Megafire by Michael Kodas

Author:Michael Kodas
Language: eng
Format: epub
Publisher: Houghton Mifflin Harcourt


21

Firestorm

Colorado Springs—June 26, 2012

DURING THE EARLY AFTERNOON ON TUESDAY, the Waldo Canyon Fire steamrolled toward Rich Harvey and the firefighters holding the blaze west of Rampart Range Road outside the city. Spot fires popped up a mile or more ahead of it. Firefighters reported that a flaming deer jumping across the road ignited one of them.

At the massive High Park Fire still burning above Fort Collins, the Horsetooth Reservoir kept the fire from the city. But even a lake wasn’t stopping this blaze. “It spotted across the Rampart Reservoir,” Harvey told me. “It spotted across the reservoir!”

As the commander in the mountains tried to slow the fire’s push to the north, Steve Riker, the commander in the city, moved some of his resources in that direction. His crews and trucks ran parallel to the fire’s progress like defensive backs mirroring a shifting offense before a football is snapped. The city limits were effectively the line of scrimmage. Riker and his crew would engage the fire as soon as it crossed the line.

But there weren’t many resources to move. He had only four fire trucks to protect everything from Mountain Shadows to the Air Force Academy—subdivisions with thousands of homes. At the edge of Mountain Shadows, Riker noted that Chipeta Elementary School would be the best safety zone for firefighters to fall back to if things went to hell.

Then he looked up warily at a quarry above Queens Canyon. “Where we have that rock pit,” he said, “that’s where we’d probably see it come.”

The two incident commanders—Harvey with the feds and Riker with the city—were like generals from neighboring nations fighting a common enemy on different fronts. They weren’t in contact, but they had the same worry. If the fire made it past Rampart Range Road and into Queens Canyon, it could quickly climb onto the ridge above Mountain Shadows.
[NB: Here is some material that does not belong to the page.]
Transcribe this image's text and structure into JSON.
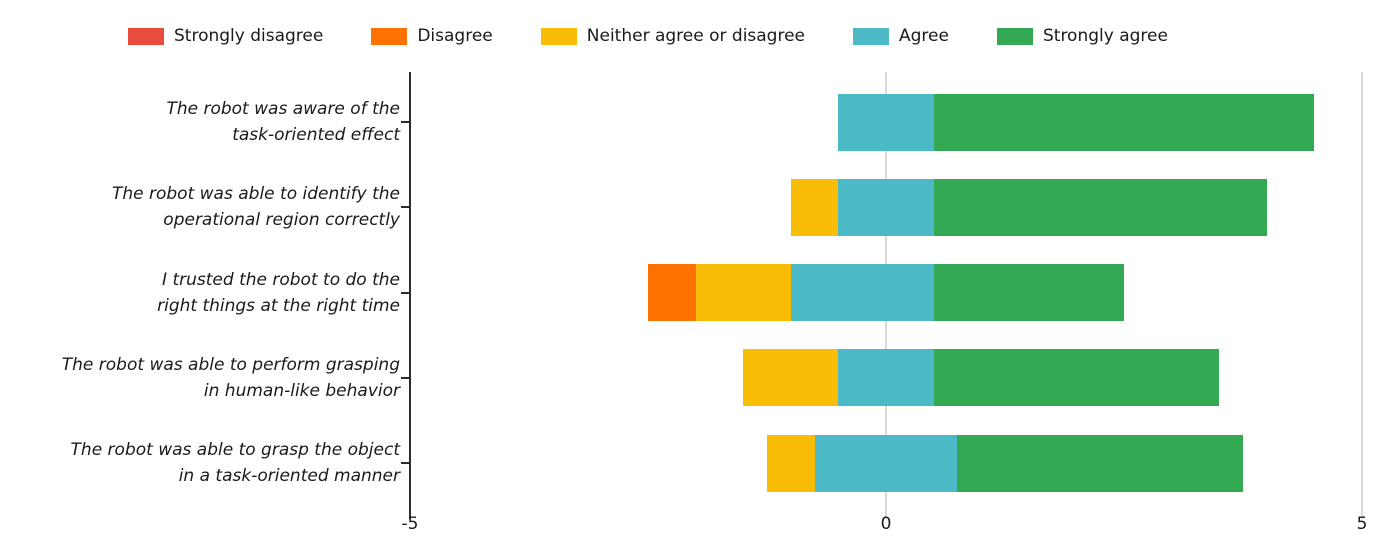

“Queens Canyon was a trigger point [for evacuations],” Harvey said. “If the fire becomes established in there, there is no good containment, no good place for making a stand between Rampart Range Road and Colorado Springs . . . There are no roads, no trails, no natural barriers.”

By noon the city had shut down visits to previously evacuated neighborhoods, but few residents who had gone home were aware that they needed to leave again. Just before 2 p.m. the city issued pre-evacuation notices for Mountain Shadows and the Peregrine development north of Chuckwagon Road.

A few minutes after the pre-evacuation notice was issued, a lookout posted near the Queens Canyon Quarry scar reported that the fire was approaching the canyon. “It’s the furthest east and north we’ve seen activity so far, and it is very active,” she reported.1

At 2:17 p.m. another lookout standing atop the quarry radioed that the fire was “starting to drop down into the canyon.”

At 2:40 he saw “burning material rolling down into the canyon.”

“The fire is getting down into the bottom of the canyon,” he reported. “Really heavy fire activity on the western lip of the canyon.”

The fire was moving down the canyon, the lookouts reported, and was climbing up the other side.